ユーザーセッションにラッチし、そのユーザーに属するプロセスによって行われた各システムコールを監視するカーネルモジュールをゼロから作成したいと考えています。
誰もが考えていることは知っています-「straceを使用する」-しかし、収集したデータを使用して独自のログと分析を行いたいのですが、straceにはいくつかの問題があります-アプリケーションは「mmap」を使用してファイルに書き込むことができますファイルの内容が「open」システム コールの引数として表示されない場合、または書き込み権限のないアプリケーションが機密データをコピーするためにコアダンプを作成する場合があります。
これらの特殊なケースを処理し、独自のロギングを実行できるようにしたいと考えています。私は疑問に思っています-モジュールを介してすべてのシステムコールをルーティングするにはどうすればよいですか? カーネルコードに触れずにそれを行う方法はありますか?
ありがとう
あなたの質問に対する正確な答えはありませんが、数日前に論文を書いたので、あなたに役立つかもしれません:
http://www.cse.iitk.ac.in/users/moona/students/Y2157230.pdf/
以前、カーネル モジュールを使用してシステム コール テーブルにパッチを適用することで、同様のことを行いました。
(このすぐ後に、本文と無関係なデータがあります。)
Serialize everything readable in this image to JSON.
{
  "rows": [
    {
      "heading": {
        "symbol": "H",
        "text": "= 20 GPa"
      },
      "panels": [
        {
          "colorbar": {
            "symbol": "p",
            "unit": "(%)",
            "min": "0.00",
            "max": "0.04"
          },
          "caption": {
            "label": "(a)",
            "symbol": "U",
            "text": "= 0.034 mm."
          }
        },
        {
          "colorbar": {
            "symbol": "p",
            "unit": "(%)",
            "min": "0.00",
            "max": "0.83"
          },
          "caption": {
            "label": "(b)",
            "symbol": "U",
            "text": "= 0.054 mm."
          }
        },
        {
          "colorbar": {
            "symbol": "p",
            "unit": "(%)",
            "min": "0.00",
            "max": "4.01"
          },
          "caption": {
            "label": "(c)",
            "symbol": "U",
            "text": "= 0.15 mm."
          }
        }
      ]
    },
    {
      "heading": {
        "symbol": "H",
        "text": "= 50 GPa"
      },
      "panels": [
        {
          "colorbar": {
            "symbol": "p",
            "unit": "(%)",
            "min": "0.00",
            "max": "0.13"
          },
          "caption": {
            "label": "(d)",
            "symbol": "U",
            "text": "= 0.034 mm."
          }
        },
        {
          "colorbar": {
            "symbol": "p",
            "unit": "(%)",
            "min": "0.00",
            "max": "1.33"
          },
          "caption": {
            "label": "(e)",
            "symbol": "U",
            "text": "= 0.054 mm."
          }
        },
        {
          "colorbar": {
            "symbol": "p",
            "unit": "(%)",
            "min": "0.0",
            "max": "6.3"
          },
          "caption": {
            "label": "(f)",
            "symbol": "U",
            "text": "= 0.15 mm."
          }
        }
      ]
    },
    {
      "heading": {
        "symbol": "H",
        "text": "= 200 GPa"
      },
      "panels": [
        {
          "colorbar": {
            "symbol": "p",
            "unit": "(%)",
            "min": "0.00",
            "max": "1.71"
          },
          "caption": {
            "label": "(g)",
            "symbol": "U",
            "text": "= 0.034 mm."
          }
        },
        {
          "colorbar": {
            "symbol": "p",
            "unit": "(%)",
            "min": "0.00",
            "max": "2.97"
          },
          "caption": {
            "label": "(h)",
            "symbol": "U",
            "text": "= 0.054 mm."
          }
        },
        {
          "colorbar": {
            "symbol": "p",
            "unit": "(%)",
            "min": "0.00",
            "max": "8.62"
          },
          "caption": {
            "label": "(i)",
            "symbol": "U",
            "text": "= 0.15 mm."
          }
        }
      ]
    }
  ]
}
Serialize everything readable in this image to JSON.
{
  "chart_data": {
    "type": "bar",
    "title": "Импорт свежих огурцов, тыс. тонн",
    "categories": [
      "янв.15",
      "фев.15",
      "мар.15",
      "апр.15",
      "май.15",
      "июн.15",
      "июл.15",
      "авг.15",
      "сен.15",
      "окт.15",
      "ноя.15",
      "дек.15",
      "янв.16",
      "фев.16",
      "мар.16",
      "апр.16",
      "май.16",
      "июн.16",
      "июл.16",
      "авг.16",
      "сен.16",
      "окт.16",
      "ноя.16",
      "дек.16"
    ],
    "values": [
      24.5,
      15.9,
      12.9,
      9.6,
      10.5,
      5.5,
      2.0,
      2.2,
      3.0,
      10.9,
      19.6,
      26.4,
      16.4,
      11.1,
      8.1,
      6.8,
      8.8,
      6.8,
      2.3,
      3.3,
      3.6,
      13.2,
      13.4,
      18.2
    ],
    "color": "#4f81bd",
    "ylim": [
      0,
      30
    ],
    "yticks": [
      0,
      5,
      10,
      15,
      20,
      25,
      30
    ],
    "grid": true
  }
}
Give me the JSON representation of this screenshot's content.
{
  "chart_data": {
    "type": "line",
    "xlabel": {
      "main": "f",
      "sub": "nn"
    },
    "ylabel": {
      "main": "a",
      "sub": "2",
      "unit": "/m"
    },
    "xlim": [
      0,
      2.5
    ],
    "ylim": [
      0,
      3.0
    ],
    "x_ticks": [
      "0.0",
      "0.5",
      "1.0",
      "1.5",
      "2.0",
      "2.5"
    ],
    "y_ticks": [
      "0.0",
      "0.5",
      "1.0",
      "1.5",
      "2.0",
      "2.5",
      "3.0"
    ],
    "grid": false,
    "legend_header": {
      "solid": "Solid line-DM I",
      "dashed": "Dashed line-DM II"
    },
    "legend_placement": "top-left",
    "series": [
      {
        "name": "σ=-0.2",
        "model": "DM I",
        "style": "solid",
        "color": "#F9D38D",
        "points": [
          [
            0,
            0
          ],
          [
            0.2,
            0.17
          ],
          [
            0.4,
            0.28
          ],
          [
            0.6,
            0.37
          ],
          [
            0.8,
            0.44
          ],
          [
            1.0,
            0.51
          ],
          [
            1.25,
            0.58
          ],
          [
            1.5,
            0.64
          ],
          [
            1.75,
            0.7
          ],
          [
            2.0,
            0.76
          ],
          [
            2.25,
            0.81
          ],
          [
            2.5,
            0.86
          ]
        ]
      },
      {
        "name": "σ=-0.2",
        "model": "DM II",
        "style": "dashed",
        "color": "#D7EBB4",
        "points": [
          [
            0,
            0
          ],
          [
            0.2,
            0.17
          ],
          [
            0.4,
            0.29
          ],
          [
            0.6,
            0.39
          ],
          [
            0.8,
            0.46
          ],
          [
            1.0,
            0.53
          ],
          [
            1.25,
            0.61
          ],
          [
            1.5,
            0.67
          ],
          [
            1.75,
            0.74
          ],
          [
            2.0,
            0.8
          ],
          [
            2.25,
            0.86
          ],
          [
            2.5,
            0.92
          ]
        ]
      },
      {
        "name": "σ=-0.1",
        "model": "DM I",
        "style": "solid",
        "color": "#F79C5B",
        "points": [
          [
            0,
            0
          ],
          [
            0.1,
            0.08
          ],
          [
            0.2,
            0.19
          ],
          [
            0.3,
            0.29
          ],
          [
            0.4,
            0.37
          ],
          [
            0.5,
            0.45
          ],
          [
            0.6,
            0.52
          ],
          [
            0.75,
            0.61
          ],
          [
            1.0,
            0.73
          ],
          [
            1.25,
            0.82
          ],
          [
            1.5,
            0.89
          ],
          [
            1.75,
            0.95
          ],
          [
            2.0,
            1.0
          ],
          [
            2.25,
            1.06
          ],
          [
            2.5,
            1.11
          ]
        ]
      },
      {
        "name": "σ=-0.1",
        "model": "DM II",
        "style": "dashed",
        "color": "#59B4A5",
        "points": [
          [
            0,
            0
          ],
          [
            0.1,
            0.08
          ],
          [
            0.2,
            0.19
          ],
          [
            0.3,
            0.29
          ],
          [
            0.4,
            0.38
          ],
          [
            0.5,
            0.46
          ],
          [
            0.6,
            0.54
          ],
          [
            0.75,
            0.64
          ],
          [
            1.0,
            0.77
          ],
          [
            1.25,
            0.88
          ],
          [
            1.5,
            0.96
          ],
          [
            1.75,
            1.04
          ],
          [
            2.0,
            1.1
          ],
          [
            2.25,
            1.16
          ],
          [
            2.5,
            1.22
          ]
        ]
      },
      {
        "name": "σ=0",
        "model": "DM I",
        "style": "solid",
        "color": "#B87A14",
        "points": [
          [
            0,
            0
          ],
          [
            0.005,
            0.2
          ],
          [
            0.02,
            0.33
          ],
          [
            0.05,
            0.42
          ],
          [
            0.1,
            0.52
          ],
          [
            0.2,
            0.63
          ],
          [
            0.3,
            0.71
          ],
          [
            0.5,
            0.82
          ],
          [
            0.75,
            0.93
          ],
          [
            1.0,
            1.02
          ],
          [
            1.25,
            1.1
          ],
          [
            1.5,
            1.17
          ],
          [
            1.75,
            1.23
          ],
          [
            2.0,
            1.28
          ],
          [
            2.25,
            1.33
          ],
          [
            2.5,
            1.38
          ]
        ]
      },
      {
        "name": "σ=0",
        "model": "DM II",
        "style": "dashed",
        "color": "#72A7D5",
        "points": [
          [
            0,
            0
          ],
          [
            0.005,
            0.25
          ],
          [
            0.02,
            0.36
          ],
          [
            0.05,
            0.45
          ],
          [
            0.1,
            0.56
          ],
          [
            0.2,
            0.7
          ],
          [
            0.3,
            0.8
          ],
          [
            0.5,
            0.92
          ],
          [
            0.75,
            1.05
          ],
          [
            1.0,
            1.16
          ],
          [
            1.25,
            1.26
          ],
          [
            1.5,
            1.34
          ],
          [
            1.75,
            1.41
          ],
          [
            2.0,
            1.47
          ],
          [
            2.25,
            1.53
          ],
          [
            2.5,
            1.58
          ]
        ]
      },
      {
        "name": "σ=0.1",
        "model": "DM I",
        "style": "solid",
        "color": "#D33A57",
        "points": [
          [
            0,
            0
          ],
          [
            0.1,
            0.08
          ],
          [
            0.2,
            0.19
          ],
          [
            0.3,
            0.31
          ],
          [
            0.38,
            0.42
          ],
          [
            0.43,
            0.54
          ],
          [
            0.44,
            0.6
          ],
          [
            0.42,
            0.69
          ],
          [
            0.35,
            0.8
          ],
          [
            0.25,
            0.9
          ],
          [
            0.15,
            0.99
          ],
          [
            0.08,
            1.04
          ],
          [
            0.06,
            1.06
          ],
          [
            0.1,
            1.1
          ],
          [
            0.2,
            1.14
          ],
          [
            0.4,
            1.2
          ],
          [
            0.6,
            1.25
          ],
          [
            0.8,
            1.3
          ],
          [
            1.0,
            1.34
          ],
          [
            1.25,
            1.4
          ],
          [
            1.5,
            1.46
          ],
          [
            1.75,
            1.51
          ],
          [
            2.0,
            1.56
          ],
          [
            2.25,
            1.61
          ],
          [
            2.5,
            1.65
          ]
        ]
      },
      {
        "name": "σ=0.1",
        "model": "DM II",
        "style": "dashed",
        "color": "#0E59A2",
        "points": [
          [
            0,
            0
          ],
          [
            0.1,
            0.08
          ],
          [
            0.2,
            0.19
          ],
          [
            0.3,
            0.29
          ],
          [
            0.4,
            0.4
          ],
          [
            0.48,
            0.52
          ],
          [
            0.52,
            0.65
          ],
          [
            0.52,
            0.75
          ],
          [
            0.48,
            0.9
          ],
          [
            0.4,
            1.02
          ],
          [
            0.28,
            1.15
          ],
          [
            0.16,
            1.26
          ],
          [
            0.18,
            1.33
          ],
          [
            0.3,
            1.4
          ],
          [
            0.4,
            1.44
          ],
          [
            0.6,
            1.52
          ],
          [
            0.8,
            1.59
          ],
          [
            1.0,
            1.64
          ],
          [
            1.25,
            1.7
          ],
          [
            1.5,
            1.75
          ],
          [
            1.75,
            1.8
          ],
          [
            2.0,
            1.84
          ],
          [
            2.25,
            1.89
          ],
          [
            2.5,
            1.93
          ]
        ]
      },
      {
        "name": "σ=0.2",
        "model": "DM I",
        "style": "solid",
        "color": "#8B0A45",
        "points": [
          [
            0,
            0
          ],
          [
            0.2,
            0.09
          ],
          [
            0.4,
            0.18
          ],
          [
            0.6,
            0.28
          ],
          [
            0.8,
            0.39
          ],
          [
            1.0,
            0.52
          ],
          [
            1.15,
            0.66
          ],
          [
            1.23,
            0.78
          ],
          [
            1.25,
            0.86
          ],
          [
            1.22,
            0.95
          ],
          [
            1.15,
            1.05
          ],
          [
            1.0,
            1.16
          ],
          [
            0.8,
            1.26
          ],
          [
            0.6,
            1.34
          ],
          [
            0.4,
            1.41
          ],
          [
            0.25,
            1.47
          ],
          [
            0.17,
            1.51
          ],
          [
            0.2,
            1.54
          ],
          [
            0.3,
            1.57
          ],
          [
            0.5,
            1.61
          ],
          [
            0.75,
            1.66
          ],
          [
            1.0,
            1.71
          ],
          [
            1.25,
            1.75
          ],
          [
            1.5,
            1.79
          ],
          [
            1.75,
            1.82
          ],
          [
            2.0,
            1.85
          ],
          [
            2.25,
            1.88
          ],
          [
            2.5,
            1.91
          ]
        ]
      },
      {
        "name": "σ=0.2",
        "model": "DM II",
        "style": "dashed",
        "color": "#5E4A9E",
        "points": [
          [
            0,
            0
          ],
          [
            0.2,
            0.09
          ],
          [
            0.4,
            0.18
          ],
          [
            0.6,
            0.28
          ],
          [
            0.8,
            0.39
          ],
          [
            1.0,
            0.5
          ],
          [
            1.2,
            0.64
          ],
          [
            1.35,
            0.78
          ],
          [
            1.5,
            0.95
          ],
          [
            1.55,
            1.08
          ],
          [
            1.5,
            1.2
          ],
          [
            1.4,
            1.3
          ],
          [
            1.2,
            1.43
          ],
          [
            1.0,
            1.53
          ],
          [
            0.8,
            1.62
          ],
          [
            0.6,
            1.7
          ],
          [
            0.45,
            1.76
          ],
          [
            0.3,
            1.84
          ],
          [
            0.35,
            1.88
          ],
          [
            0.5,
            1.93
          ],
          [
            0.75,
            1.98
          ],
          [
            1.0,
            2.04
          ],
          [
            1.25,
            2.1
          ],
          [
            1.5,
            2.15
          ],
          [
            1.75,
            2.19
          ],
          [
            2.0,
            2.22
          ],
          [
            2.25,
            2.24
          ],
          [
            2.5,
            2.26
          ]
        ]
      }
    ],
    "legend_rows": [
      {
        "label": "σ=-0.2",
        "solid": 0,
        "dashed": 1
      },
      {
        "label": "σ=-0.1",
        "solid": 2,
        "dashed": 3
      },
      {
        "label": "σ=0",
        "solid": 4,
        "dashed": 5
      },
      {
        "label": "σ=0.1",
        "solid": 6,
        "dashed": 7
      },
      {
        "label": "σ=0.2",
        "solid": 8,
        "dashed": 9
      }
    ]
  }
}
パッチが適用された各関数は、次のようなことを行いました。
patchFunction(/*params*/)
{
// pre checks
ret = origFunction(/*params*/);
// post checks
return ret;
}
カーネルのデータ構造をいじり始めると、モジュールはバージョンに依存するようになることに注意してください。カーネル モジュールは、おそらく、インストールしている特定のカーネル バージョン用にコンパイルする必要があります。
また、これは多くのルートキットで採用されている手法であるため、セキュリティ ソフトウェアがインストールされている場合、このような行為を阻止しようとする可能性があることに注意してください。